Au XIXe siècle, le village tessinois de Peccia a été par deux fois enseveli. Ses habitants exportaient du bois depuis peu par nécessité économique. Les conséquences ont été dramatiques.

Benedikt Meyer

Benedikt Meyer

Benedikt Meyer est historien et écrivain.

«Les gens n’ont rien appris, rien!» s’énerve un visiteur de Suisse alémanique. Peccia avait déjà été victime d’un glissement de terrain cinq ans auparavant. Au total, 27 maisons et étables avaient été ensevelies. Et aujourd’hui? La même chose!
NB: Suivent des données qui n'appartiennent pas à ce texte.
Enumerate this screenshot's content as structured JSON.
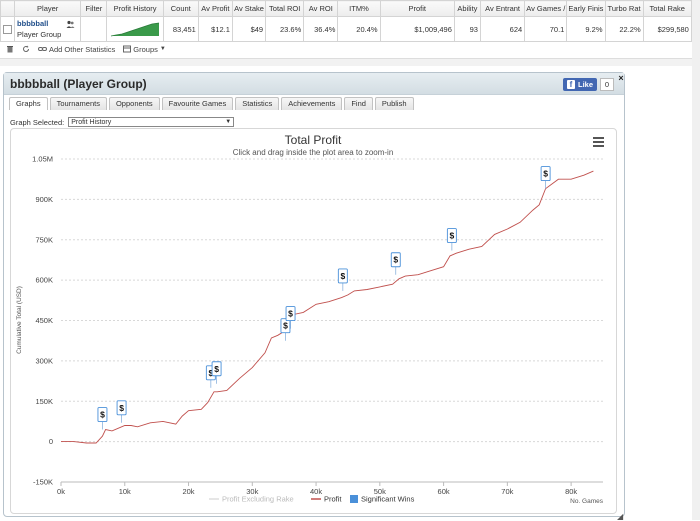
{
  "stats_table": {
    "headers": [
      "Player",
      "Filter",
      "Profit History",
      "Count",
      "Av Profit",
      "Av Stake",
      "Total ROI",
      "Av ROI",
      "ITM%",
      "Profit",
      "Ability",
      "Av Entrant",
      "Av Games /",
      "Early Finis",
      "Turbo Rat",
      "Total Rake"
    ],
    "row": {
      "player_name": "bbbbball",
      "player_group": "Player Group",
      "filter": "",
      "count": "83,451",
      "av_profit": "$12.1",
      "av_stake": "$49",
      "total_roi": "23.6%",
      "av_roi": "36.4%",
      "itm": "20.4%",
      "profit": "$1,009,496",
      "ability": "93",
      "av_entrant": "624",
      "av_games": "70.1",
      "early_finish": "9.2%",
      "turbo_ratio": "22.2%",
      "total_rake": "$299,580",
      "remove_link": "x"
    }
  },
  "toolbar": {
    "add_stats": "Add Other Statistics",
    "groups": "Groups"
  },
  "panel": {
    "title": "bbbbball (Player Group)",
    "like_label": "Like",
    "like_count": "0",
    "close_label": "×",
    "tabs": [
      "Graphs",
      "Tournaments",
      "Opponents",
      "Favourite Games",
      "Statistics",
      "Achievements",
      "Find",
      "Publish"
    ],
    "active_tab": "Graphs",
    "graph_selected_label": "Graph Selected:",
    "graph_selected_value": "Profit History"
  },
  "chart_data": {
    "type": "line",
    "title": "Total Profit",
    "subtitle": "Click and drag inside the plot area to zoom-in",
    "ylabel": "Cumulative Total (USD)",
    "xlabel": "No. Games",
    "ylim": [
      -150000,
      1050000
    ],
    "xlim": [
      0,
      85000
    ],
    "y_ticks": [
      "-150K",
      "0",
      "150K",
      "300K",
      "450K",
      "600K",
      "750K",
      "900K",
      "1.05M"
    ],
    "y_tick_values": [
      -150000,
      0,
      150000,
      300000,
      450000,
      600000,
      750000,
      900000,
      1050000
    ],
    "x_ticks": [
      "0k",
      "10k",
      "20k",
      "30k",
      "40k",
      "50k",
      "60k",
      "70k",
      "80k"
    ],
    "x_tick_values": [
      0,
      10000,
      20000,
      30000,
      40000,
      50000,
      60000,
      70000,
      80000
    ],
    "grid": true,
    "legend_placement": "bottom",
    "legend": [
      "Profit Excluding Rake",
      "Profit",
      "Significant Wins"
    ],
    "series": [
      {
        "name": "Profit",
        "color": "#c0504d",
        "x": [
          0,
          2000,
          4000,
          5500,
          6500,
          7000,
          8000,
          9000,
          10000,
          11000,
          12000,
          14000,
          16000,
          18000,
          19000,
          20000,
          22000,
          23000,
          24000,
          24500,
          26000,
          28000,
          30000,
          32000,
          33000,
          34000,
          35000,
          35500,
          36000,
          38000,
          40000,
          42000,
          44000,
          45000,
          46000,
          48000,
          50000,
          52000,
          53000,
          54000,
          56000,
          58000,
          60000,
          61000,
          62000,
          64000,
          66000,
          68000,
          70000,
          72000,
          74000,
          75000,
          76000,
          78000,
          80000,
          82000,
          83500
        ],
        "y": [
          0,
          0,
          -5000,
          -5000,
          20000,
          45000,
          40000,
          50000,
          60000,
          60000,
          55000,
          70000,
          75000,
          65000,
          95000,
          115000,
          120000,
          145000,
          185000,
          185000,
          190000,
          235000,
          275000,
          330000,
          385000,
          395000,
          410000,
          445000,
          470000,
          480000,
          510000,
          520000,
          535000,
          545000,
          560000,
          565000,
          575000,
          585000,
          605000,
          615000,
          620000,
          635000,
          650000,
          690000,
          700000,
          715000,
          725000,
          770000,
          790000,
          815000,
          860000,
          880000,
          940000,
          975000,
          975000,
          990000,
          1005000
        ]
      },
      {
        "name": "Profit Excluding Rake",
        "color": "#dddddd",
        "x": [],
        "y": []
      }
    ],
    "significant_wins": {
      "name": "Significant Wins",
      "label": "$",
      "color": "#4a90d9",
      "x": [
        6500,
        9500,
        23500,
        24400,
        35200,
        36000,
        44200,
        52500,
        61300,
        76000
      ],
      "y": [
        45000,
        70000,
        200000,
        215000,
        375000,
        420000,
        560000,
        620000,
        710000,
        940000
      ]
    }
  }
}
Ils ont continué de déboiser les versants de la montagne. Les Tessinois n’ont cessé de mettre leurs forêts à rude épreuve, d’enfreindre leurs propres lois et de s’attaquer aux bois censés les protéger des avalanches et des coulées de boue.
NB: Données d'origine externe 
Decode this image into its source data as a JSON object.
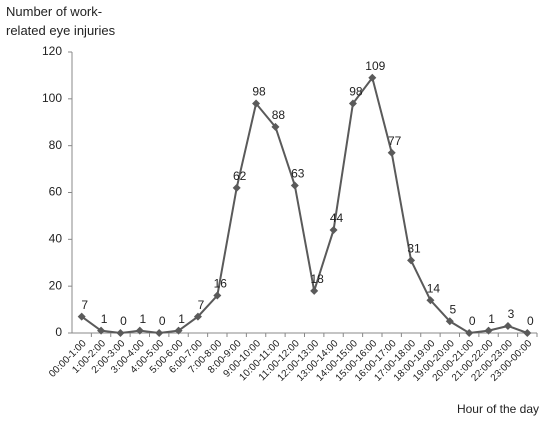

Naturellement, les habitants voyaient les choses différemment. Ils n’avaient simplement pas d’autre choix. Le Tessin était extrêmement pauvre et les Confédérés étaient les principaux responsables. Le Tessin avait été pays sujet de la Confédération pendant 300 ans. 300 années passées sous domination étrangère, durant lesquelles la région s’était à peine développée. Si, sur le plan juridique, la situation s’était largement améliorée depuis la République helvétique, la population restait très pauvre. Les Tessinois exportaient alors leurs ressources: de la main-d’œuvre et du bois. Plusieurs dizaines de milliers d’habitants avaient déjà immigré en Lombardie et quelques milliers outre-mer. Et comme les besoins de Milan en bois de charpente et de chauffage étaient presque insatiables, on pouvait entendre à longueur d’année le rythme incessant des coups de hache des bûcherons sur les versants de la montagne, notamment au-dessus de Peccia.

Le rapide développement de la ville de Milan a entraîné une forte demande de bois. Une partie de ces besoins était satisfaite par le Tessin.
Wikimedia (Milan), Musée national suisse (bois)

En hiver, les hommes aménageaient des canaux de glace sur lesquels ils envoyaient les troncs jusqu’à la vallée. Près du village, ils avaient érigé une digue de 20 m de haut et de 80 m de large. Le lac ainsi créé se trouvait au-dessus du niveau d’un pont, de quatre granges et de quatre moulins. Lorsqu’il était vidé au printemps, il déposait des centaines de troncs plus bas, dans la rivière Maggia et dans le lac Majeur. Les troncs s’accumulaient à nouveau entre Tenero et Locarno, couvrant le lac tel un gigantesque manteau de bois. Près de 100 000 larges troncs quittaient ainsi le Tessin chaque année vers la Lombardie. Ils s’accompagnaient d’une grande quantité de petit bois.

Les efforts de reboisement se sont heurtés aux négociants en bois, à la dent des chèvres et à la corruption. Le déboisement s’est ainsi poursuivi sans ralentissement jusque dans les années 1860, défrichant la vallée autrefois densément peuplée. Des forêts très anciennes ont été abattues, les glissements de terrain ont fait des dizaines de victimes et l’érosion a détruit de précieuses cultures. Lorsque, dans les années 1870, la ligne du Saint-Gothard a été construite, la Confédération a dû importer du bois pour les travaux au Tessin.